Banksia dallanneyi var. mellicula

Scientific classification
- Kingdom: Plantae
- Clade: Tracheophytes
- Clade: Angiosperms
- Clade: Eudicots
- Order: Proteales
- Family: Proteaceae
- Genus: Banksia
- Species: B. dallanneyi
- Subspecies: B. d. subsp. dallanneyi
- Variety: B. d. var. mellicula
- Trinomial name: Banksia dallanneyi var. mellicula (A.S.George) A.R.Mast & K.R.Thiele
- Synonyms: Dryandra lindleyana var. mellicula A.S.George

= Banksia dallanneyi var. mellicula =

Variety of plant found in Australia

Banksia dallanneyi var. mellicula is a variety of Banksia dallanneyi subsp. dallanneyi.
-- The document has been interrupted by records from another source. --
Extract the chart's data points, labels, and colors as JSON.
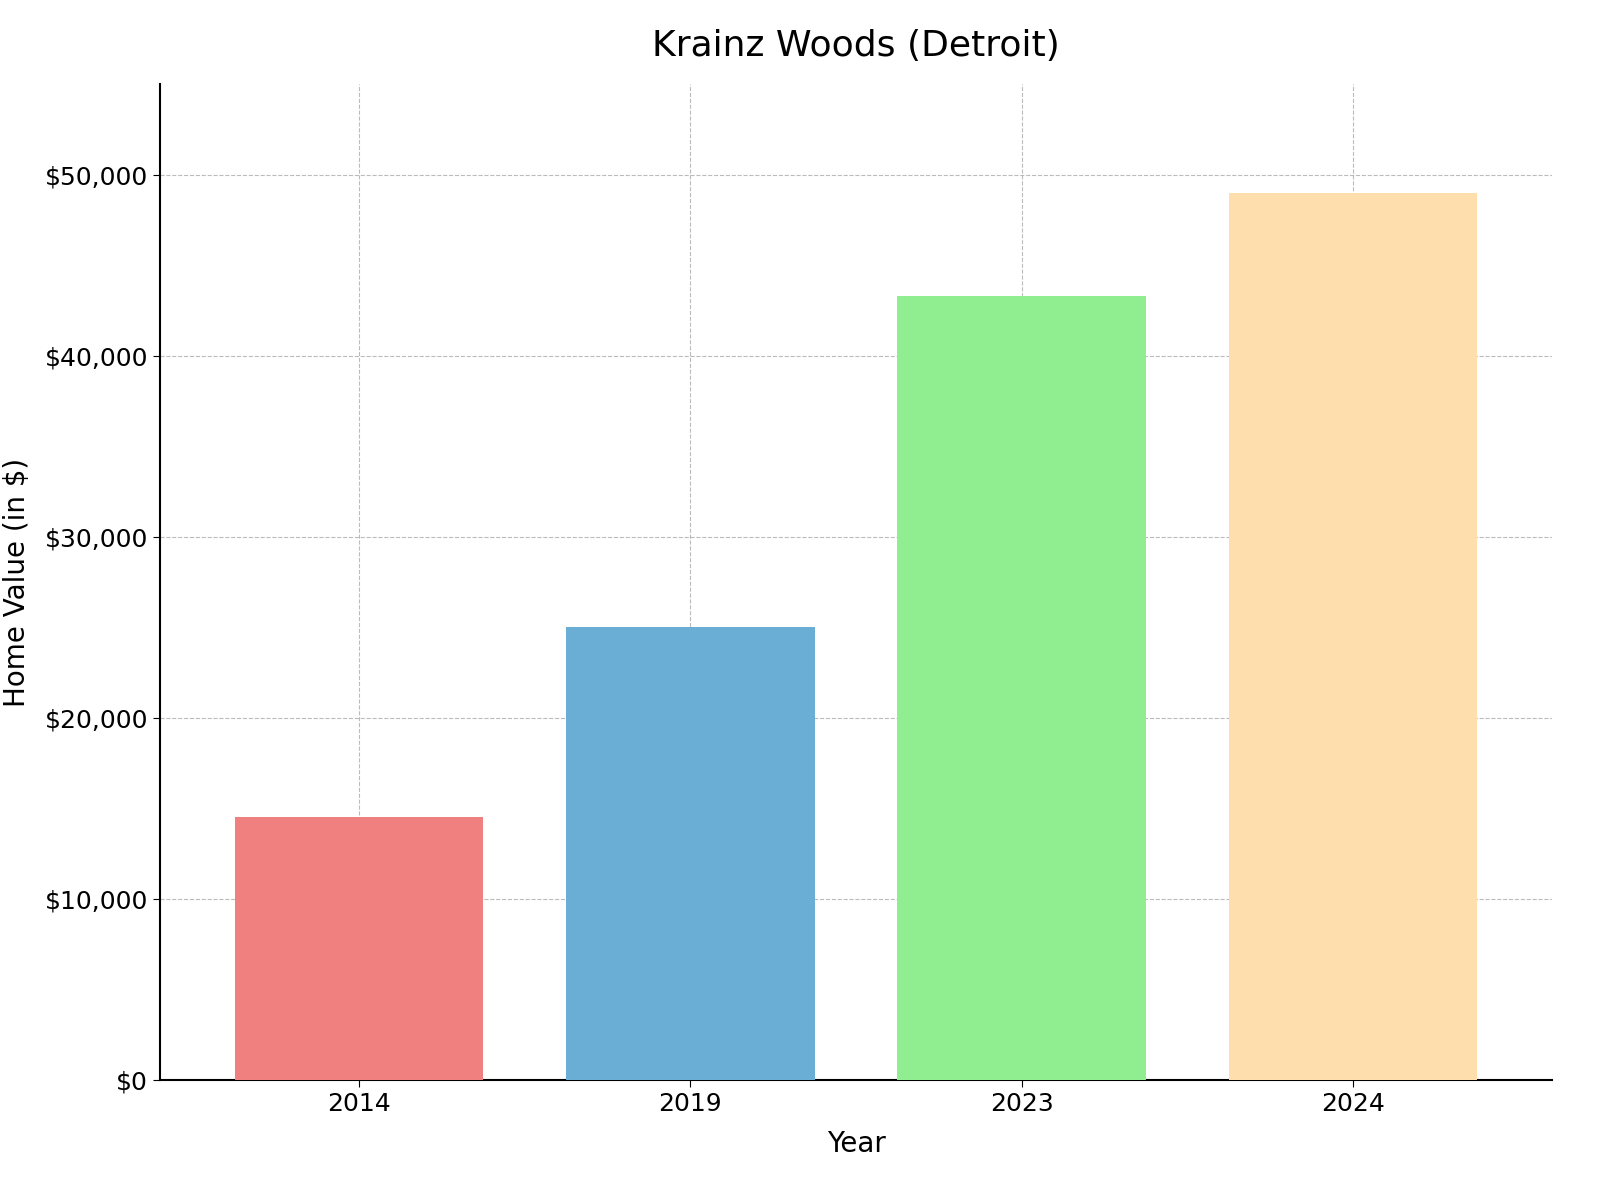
{
  "title": "Krainz Woods (Detroit)",
  "categories": [
    "2014",
    "2019",
    "2023",
    "2024"
  ],
  "values": [
    14500,
    25000,
    43300,
    49000
  ],
  "bar_colors": [
    "#F08080",
    "#6aaed6",
    "#90EE90",
    "#FFDEAD"
  ],
  "xlabel": "Year",
  "ylabel": "Home Value (in $)",
  "ylim": [
    0,
    55000
  ],
  "yticks": [
    0,
    10000,
    20000,
    30000,
    40000,
    50000
  ],
  "title_fontsize": 26,
  "axis_label_fontsize": 20,
  "tick_fontsize": 18,
  "background_color": "#ffffff",
  "grid_color": "#aaaaaa",
  "bar_width": 0.75
}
It was known as Dryandra lindleyana var. mellicula until 2007, when Austin Mast and Kevin Thiele sunk all Dryandra into Banksia. Since there was already a Banksia named Banksia lindleyana, Mast and Thiele had to choose a new specific epithet for D. lindleyana and hence for this variety of it. As with other members of Banksia ser. Dryandra, it is endemic to the South West Botanical Province of Western Australia.